We talked a little about people who are apathetic about voting, or don’t feel like they have a voice, what are your suggestions as far as getting out the vote, because I do feel like there are so many people who are like ‘Why would I bother?’ And they’re such an important group of people to reach.

So you’ve got a couple of groups there. One would be your formerly incarcerated folks and many of them may not know they can vote this go-around thanks to organizations like VOTE (Voices Of The Experienced) who worked really hard to make sure that they could. We also have folks who live in marginalized and depressed areas who are suffering from community trauma: if every day somebody is being removed, you don’t know when they’re coming back, if they’re coming back, it does create a sense of helplessness. That’s the lion’s share of folks who don’t vote because they don’t see how things are going to change. Getting out the vote is a little bit more difficult because they have seen over time how it doesn’t really matter the shading of the person who’s in elected office, it doesn’t really matter the gender of someone elected into office because they continue to be the ones who are trod upon, they continue to be the ones who do not have a voice necessarily that they really just have this treadmill that they’re on, which is unfortunate.

What I would love to see is when folks do go knocking on doors, and they’re talking about come and vote, that they are explaining what the numbers are. In [district] 91 alone we have somewhere north of 61 percent of black women. 61 percent of people who are in the neighborhood. In this district they alone could choose who represents them.
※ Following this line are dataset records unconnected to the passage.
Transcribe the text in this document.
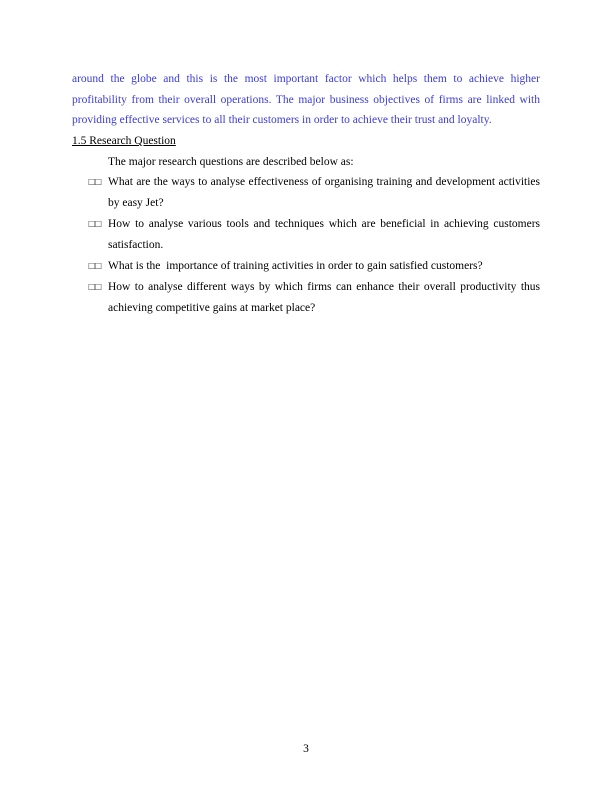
around the globe and this is the most important factor which helps them to achieve higher profitability from their overall operations. The major business objectives of firms are linked with providing effective services to all their customers in order to achieve their trust and loyalty.

1.5 Research Question

The major research questions are described below as:

□□ What are the ways to analyse effectiveness of organising training and development activities by easy Jet?
□□ How to analyse various tools and techniques which are beneficial in achieving customers satisfaction.
□□ What is the  importance of training activities in order to gain satisfied customers?
□□ How to analyse different ways by which firms can enhance their overall productivity thus achieving competitive gains at market place?

3
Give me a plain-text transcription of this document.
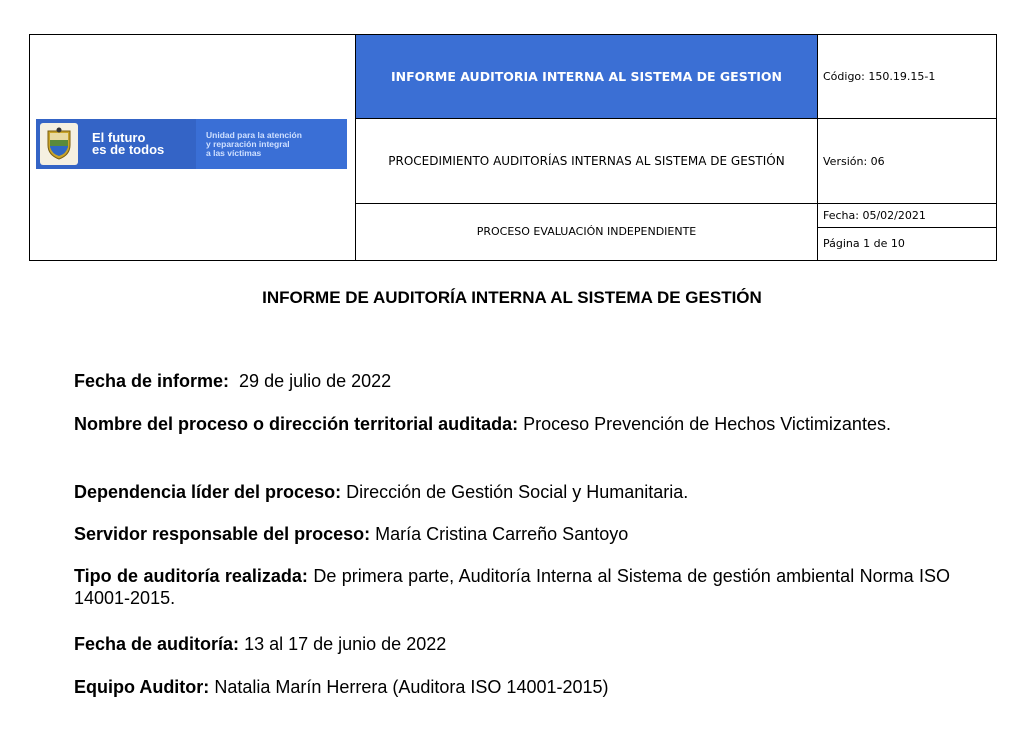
El futuro
es de todos
Unidad para la atención
y reparación integral
a las víctimas	INFORME AUDITORIA INTERNA AL SISTEMA DE GESTION	Código: 150.19.15-1
	PROCEDIMIENTO AUDITORÍAS INTERNAS AL SISTEMA DE GESTIÓN	Versión: 06
	PROCESO EVALUACIÓN INDEPENDIENTE	Fecha: 05/02/2021
		Página 1 de 10
INFORME DE AUDITORÍA INTERNA AL SISTEMA DE GESTIÓN
Fecha de informe: 29 de julio de 2022
Nombre del proceso o dirección territorial auditada: Proceso Prevención de Hechos Victimizantes.
Dependencia líder del proceso: Dirección de Gestión Social y Humanitaria.
Servidor responsable del proceso: María Cristina Carreño Santoyo
Tipo de auditoría realizada: De primera parte, Auditoría Interna al Sistema de gestión ambiental Norma ISO 14001-2015.
Fecha de auditoría: 13 al 17 de junio de 2022
Equipo Auditor: Natalia Marín Herrera (Auditora ISO 14001-2015)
I’m a factual kind of person, and if someone were to come to me and say “if all y’all just showed up and voted, then we can make real and lasting change, if all of y’all opened your homes to discussions around what does voting look like and how it is that I can actually have a voice, if more folks were actually engaged and invested in politics the same way that politics is engaged and invested in them, I think we would have much deeper and better discussions around how it is that these folks can move power and shift power from where it sits and take it back into the communities where it ought to be.